President Trump directed the Mint to stop producing pennies due to high production costs, with a single penny costing about four cents to mint.
U.S. Treasurer Brandon Beach praised Trump’s plan, stating that, “ending production saves taxpayers more than $56 million a year.” According to Beach, the Mint was paying roughly 3.69 cents for every penny manufactured.
In the Mint’s 2024 annual report to Congress, it was recorded to have lost $85.3 million from the production of $3.2 billion pennies.
The unsustainable production costs have led to lobbying groups advocating for the penny’s retirement.
Demand for physical currency, especially smaller change, is decreasing with the rise of cards and contactless payment.
Federal Reserve data reports that cash payments made up about 14% of all consumer payments in 2024.
The American Bankers Association estimates that there are 300 billion pennies in circulation.

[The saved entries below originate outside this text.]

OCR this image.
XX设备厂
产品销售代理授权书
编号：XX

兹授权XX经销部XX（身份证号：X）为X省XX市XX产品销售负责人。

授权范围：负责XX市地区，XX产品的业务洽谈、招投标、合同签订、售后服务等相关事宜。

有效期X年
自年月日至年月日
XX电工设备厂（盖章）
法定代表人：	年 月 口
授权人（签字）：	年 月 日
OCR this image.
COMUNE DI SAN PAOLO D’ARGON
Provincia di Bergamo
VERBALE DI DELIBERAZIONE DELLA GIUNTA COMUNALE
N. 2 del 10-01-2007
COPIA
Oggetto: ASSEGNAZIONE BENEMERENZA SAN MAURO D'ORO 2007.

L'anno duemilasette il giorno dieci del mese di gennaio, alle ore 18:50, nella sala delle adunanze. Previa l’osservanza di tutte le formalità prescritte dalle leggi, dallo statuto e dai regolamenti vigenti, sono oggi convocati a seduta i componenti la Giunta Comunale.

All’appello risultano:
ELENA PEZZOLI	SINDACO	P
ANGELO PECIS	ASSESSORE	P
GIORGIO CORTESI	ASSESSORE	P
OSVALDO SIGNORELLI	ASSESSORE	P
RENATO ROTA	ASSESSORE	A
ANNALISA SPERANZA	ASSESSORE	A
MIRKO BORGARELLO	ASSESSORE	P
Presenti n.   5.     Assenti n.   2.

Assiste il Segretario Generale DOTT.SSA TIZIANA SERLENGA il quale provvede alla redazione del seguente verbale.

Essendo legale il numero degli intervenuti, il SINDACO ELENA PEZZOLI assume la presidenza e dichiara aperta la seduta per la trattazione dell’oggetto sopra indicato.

The U.S. Mint predicts that pennies will remain in circulation for about 30 years, the average lifespan of a coin after production ceases.
Pennies will still be accepted as currency. For now, retailers can price their products down to the cent.

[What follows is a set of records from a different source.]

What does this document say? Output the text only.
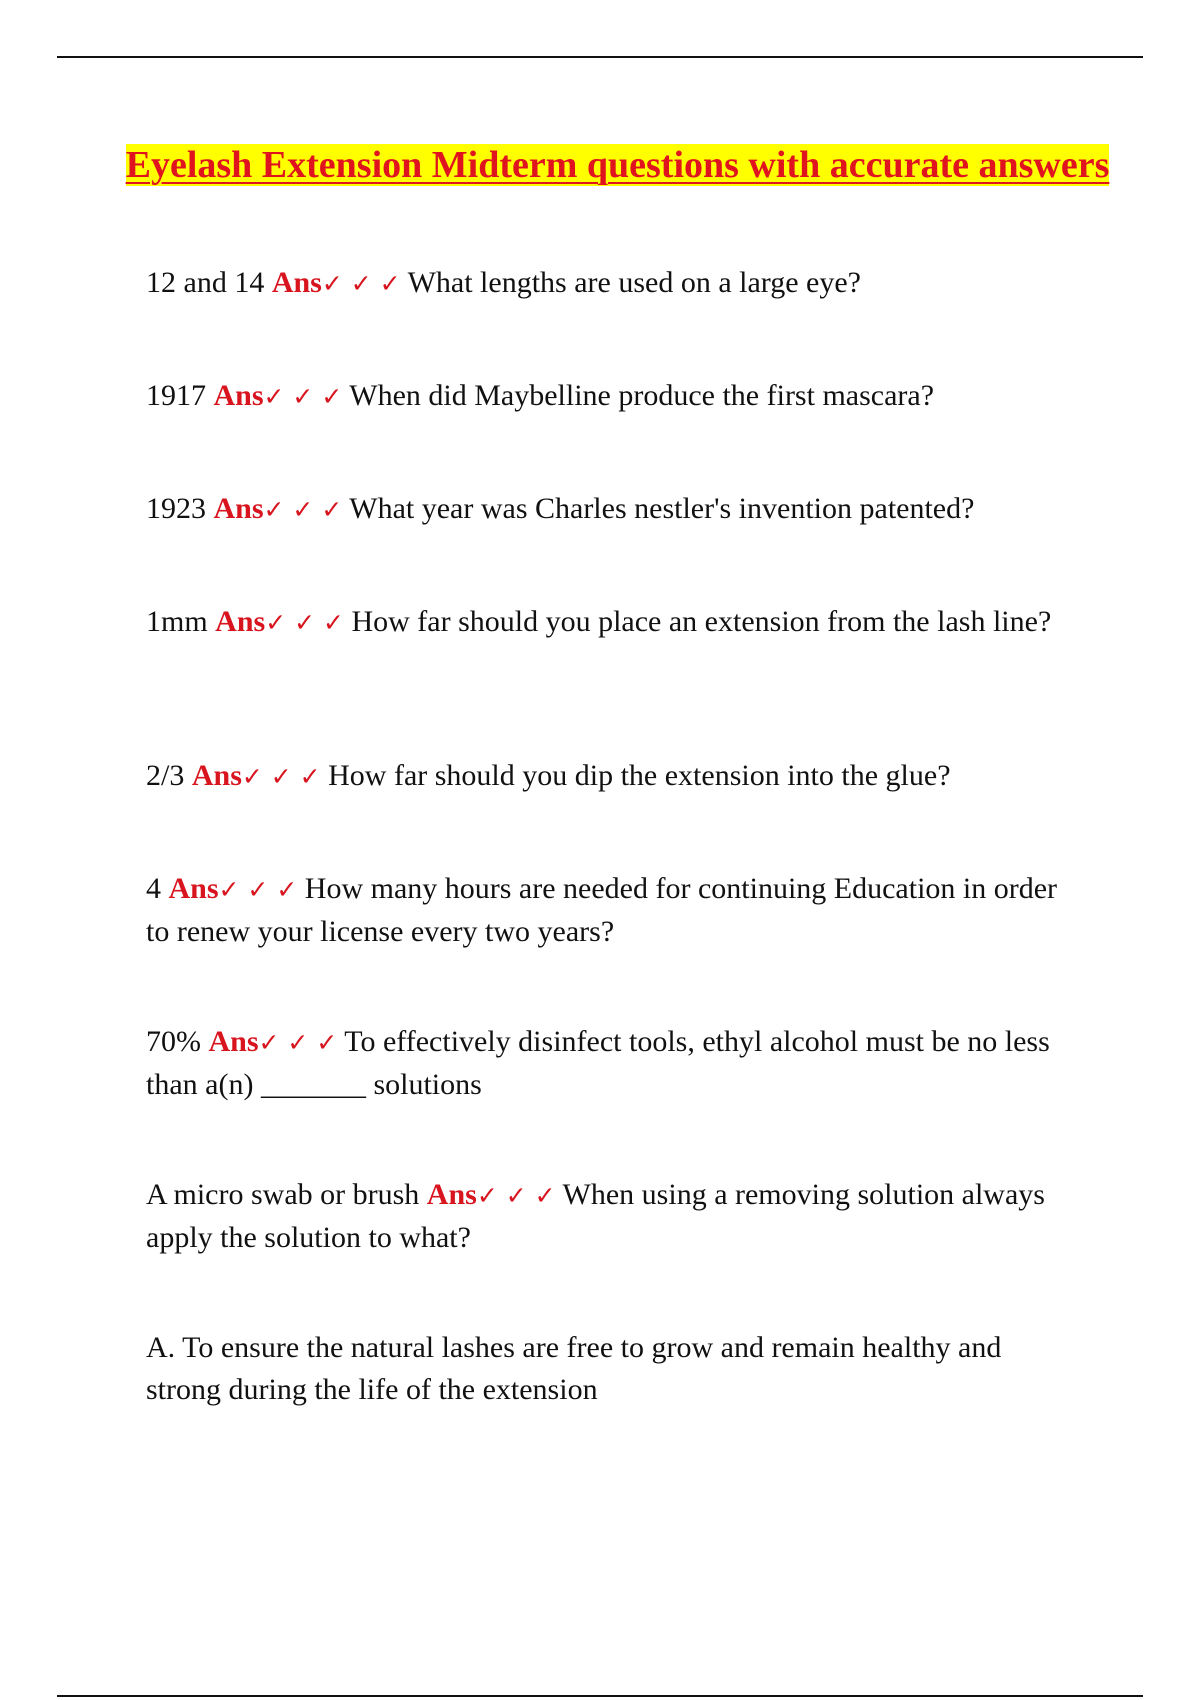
Eyelash Extension Midterm questions with accurate answers

12 and 14 Ans✓ ✓ ✓ What lengths are used on a large eye?

1917 Ans✓ ✓ ✓ When did Maybelline produce the first mascara?

1923 Ans✓ ✓ ✓ What year was Charles nestler's invention patented?

1mm Ans✓ ✓ ✓ How far should you place an extension from the lash line?

2/3 Ans✓ ✓ ✓ How far should you dip the extension into the glue?

4 Ans✓ ✓ ✓ How many hours are needed for continuing Education in order to renew your license every two years?

70% Ans✓ ✓ ✓ To effectively disinfect tools, ethyl alcohol must be no less than a(n) _______ solutions

A micro swab or brush Ans✓ ✓ ✓ When using a removing solution always apply the solution to what?

A. To ensure the natural lashes are free to grow and remain healthy and strong during the life of the extension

Even with billions in circulation, some businesses and banks have already reported penny shortages.
As time goes on, pennies likely will not be reflected in price totals. It is speculated that retailers will ultimately need to round their prices up or down to the nearest nickel for cash transactions. For other forms of payment, totals will remain exact to the cent.
This could bring legal issues for merchants, as multiple states and districts have cash laws ensuring that individuals paying with cash are not disadvantaged compared to those using card or electronic payments. If retailers round up cash purchases, they could be violating these laws.

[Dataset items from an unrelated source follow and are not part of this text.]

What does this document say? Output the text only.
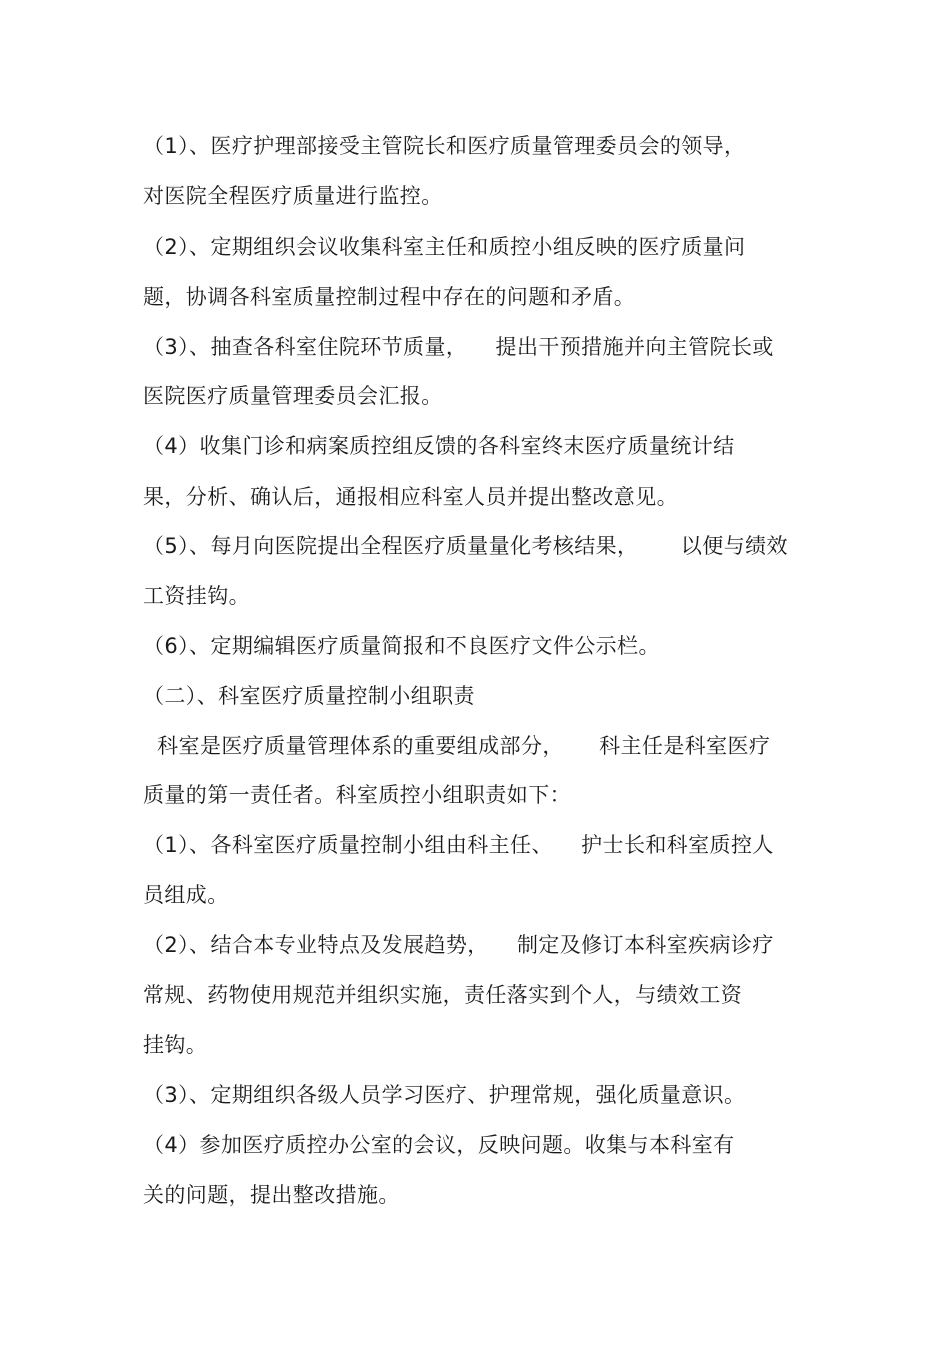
（1）、医疗护理部接受主管院长和医疗质量管理委员会的领导，
对医院全程医疗质量进行监控。
（2）、定期组织会议收集科室主任和质控小组反映的医疗质量问
题，协调各科室质量控制过程中存在的问题和矛盾。
（3）、抽查各科室住院环节质量，    提出干预措施并向主管院长或
医院医疗质量管理委员会汇报。
（4）收集门诊和病案质控组反馈的各科室终末医疗质量统计结
果，分析、确认后，通报相应科室人员并提出整改意见。
（5）、每月向医院提出全程医疗质量量化考核结果，      以便与绩效
工资挂钩。
（6）、定期编辑医疗质量简报和不良医疗文件公示栏。
（二）、科室医疗质量控制小组职责
科室是医疗质量管理体系的重要组成部分，     科主任是科室医疗
质量的第一责任者。科室质控小组职责如下：
（1）、各科室医疗质量控制小组由科主任、    护士长和科室质控人
员组成。
（2）、结合本专业特点及发展趋势，    制定及修订本科室疾病诊疗
常规、药物使用规范并组织实施，责任落实到个人，与绩效工资
挂钩。
（3）、定期组织各级人员学习医疗、护理常规，强化质量意识。
（4）参加医疗质控办公室的会议，反映问题。收集与本科室有
关的问题，提出整改措施。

On the other hand, SNAP regulations order that its recipients are not charged more than other customers. If retailers round down for cash purchases, they could be violating the USDA’s rule.
For these reasons, the National Association of Convenience Stores met with Treasury officials on Sept. 30 and wrote to Congress, asking lawmakers to establish a national law allowing retailers to round to the nearest nickel. No national laws have been established yet.
The penny was one of the first coins produced by the U.S. Mint, issued in 1793.
This news marks the first time that the U.S. has stopped production of a circulating coin since the half-penny’s retirement in 1857.
When asked about her reaction to the penny’s retirement, UMass Lowell freshman Grace Murf said, “It makes me kind of sad. I mean, what’s going to happen to the souvenir penny machines? I guess we don’t really need pennies that much, but that’s just my two cents.”
The U.S. retirement of the penny reflects not only an economic shift, but a cultural one. As society moves towards a more digitized reality, the retirement of the penny shows how efficiency often outweighs tradition.